ClaudeのIncognito chatは、チャット履歴やメモリへ保存されず、学習にも使われません。Anthropicによると、既定の保持期間は30日で、組織の設定がある場合はその保持方針に従います。[公式ガイド](https://support.claude.com/en/articles/12260368-use-incognito-chats)で確認できます。
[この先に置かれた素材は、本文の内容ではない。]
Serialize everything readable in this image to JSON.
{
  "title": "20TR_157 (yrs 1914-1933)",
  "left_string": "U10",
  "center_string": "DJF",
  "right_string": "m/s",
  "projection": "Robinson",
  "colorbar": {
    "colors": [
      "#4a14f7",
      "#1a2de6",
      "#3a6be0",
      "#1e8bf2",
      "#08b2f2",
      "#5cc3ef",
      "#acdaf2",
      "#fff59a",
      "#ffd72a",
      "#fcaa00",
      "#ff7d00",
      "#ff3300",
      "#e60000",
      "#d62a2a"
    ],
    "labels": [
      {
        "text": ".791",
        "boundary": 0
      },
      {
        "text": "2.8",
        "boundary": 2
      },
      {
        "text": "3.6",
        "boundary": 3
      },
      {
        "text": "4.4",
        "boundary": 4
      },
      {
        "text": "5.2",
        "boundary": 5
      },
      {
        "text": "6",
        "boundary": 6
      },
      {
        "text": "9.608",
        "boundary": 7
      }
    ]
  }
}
これらの設定は、製品内に情報が残る範囲を小さくするためのものです。秘密情報を安全に変える機能ではありません。勤務先の規定を上書きせず、外部の連携機能が情報をどう扱うかまで保証するものでもありません。
送信前の30秒チェック
最後に、貼り付けた文章だけを読み、5つ確認します。
- すべての行に、答えを変える可能性があるか
- 名前、正確な金額、連絡先、検索できる引用を外したか
- 契約、社内規定、法律で共有を禁じられた情報がないか
- 履歴、メモリ、学習利用の設定は今回の用途に合っているか
- 事業者が示す保持期間中に保存されてもよい内容か
一つでも判断できなければ、送信せずに書き直します。
目標は、Vaultの完全な匿名版を作ることではありません。今回の判断に必要な、最小限のブリーフを作ることです。
元の材料は5つのノートへ残し、相談のたびに必要な部分だけを選んでください。